If Debtor is unable or unwilling to propose a plan in accordance with these terms, Federal will be permitted to require Debtor to return the vehicle in full satisfaction of the claim.2 Such an option would be consistent with the creditor's position that the vehicle was worth the amount of the purchase price at the time of the confirmation hearing. The reduction in value of the vehicle between the time of the sale and the time of the return by Debtor is clearly an uncompensated loss to the creditor. Most of this loss will have already been incurred before the bankruptcy case is filed. For that reason, there is no way for that loss to be compensated in this case, or any case, except at the expense of other creditors. This will not be permitted.

This analysis presumes that Federal has refused to agree to a plan which varies from the terms set out above. It is inherent in this analysis that a debtor may propose and a creditor may agree to any terms which do not discriminate unfairly against other creditors. The options detailed here apply where the creditor prefers surrender of the vehicle in full satisfaction of the claim over valuation by Debtor's plan. Any delay on the part of a debtor in responding to a creditor's demand for the return of the vehicle or modification of the plan will be compensable as an administrative expense in such a case.
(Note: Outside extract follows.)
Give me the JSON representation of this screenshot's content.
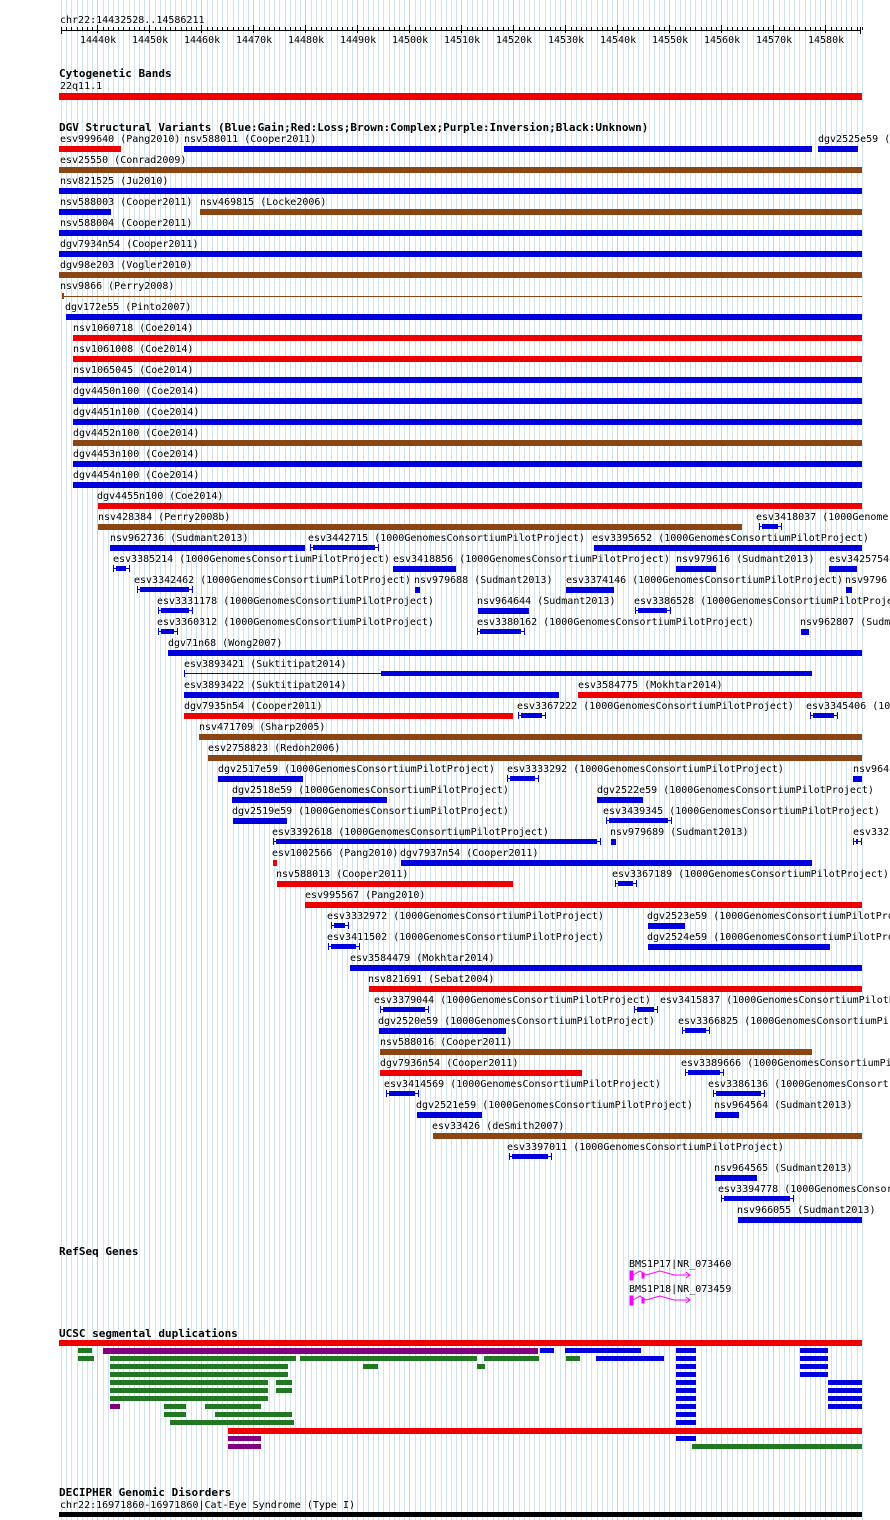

Accordingly, the options in this case are as follows:

(1) The creditor may demand and receive an immediate return of the vehicle in full satisfaction of the claim; or (2) Debtor may propose payment of this claim in full at twelve percent interest over a term not to exceed thirty-six months.

Lastly, any plan, including one which satisfies the requirements of this order, must be considered against the other confirmation criteria 1325(a) of the Code. If it can be shown that the recent purchase of the car by a debtor creates an unfair allocation of the debtor's resources in favor of the purchase of a new car and away from the repayment of pre-existing unsecured creditors, such a plan may not be proposed in good faith. All creditors, including those secured by recently purchased vehicles, have a right to require a plan which is fair. On the other hand, basic reliable transportation is likely to be absolutely essential to the debtor's reorganization in that transportation back and forth to work is a necessary prerequisite to the funding of any repayment plan. Compliance with the terms of this order as to the treatment of a secured creditor in the case of a recently purchased automobile will be one factor among many which will be considered by the court at confirmation to determine whether the plan has been proposed in good faith.

Debtor shall be permitted a period of ten (10) days following the entry of this order to modify the Chapter 13 Plan in accordance with the provisions of this order. In the absence of such a modification, an order will thereafter be entered dismissing this case.



1. A consideration in this case which may not be present in other cases is the delay incurred in considering the creditor's objection. The motion for rehearing and the time this case has spent under advisement are factors which incline the court to grant relief to this creditor on terms that might be more favorable than other creditors could expect in similar cases. The interval between the date of the contract and the date of filing will always be an important consideration in every case.
2. In this case, Federal will not be required to return any portion of the $1,000 down payment if Debtor opts to surrender the vehicle. There are two reasons for this conclusion. First, it appears that a substantial portion of the down payment has been disbursed by Federal to pay expenses directly incurred in the sale to Debtor. Second, there has been an unusually long delay in the resolution of this case resulting in further reduction in the value of the vehicle. In another case, with similar facts, some or all of the down payment may have to be returned by the creditor who insists on a return of a vehicle in preference to valuation by a debtor.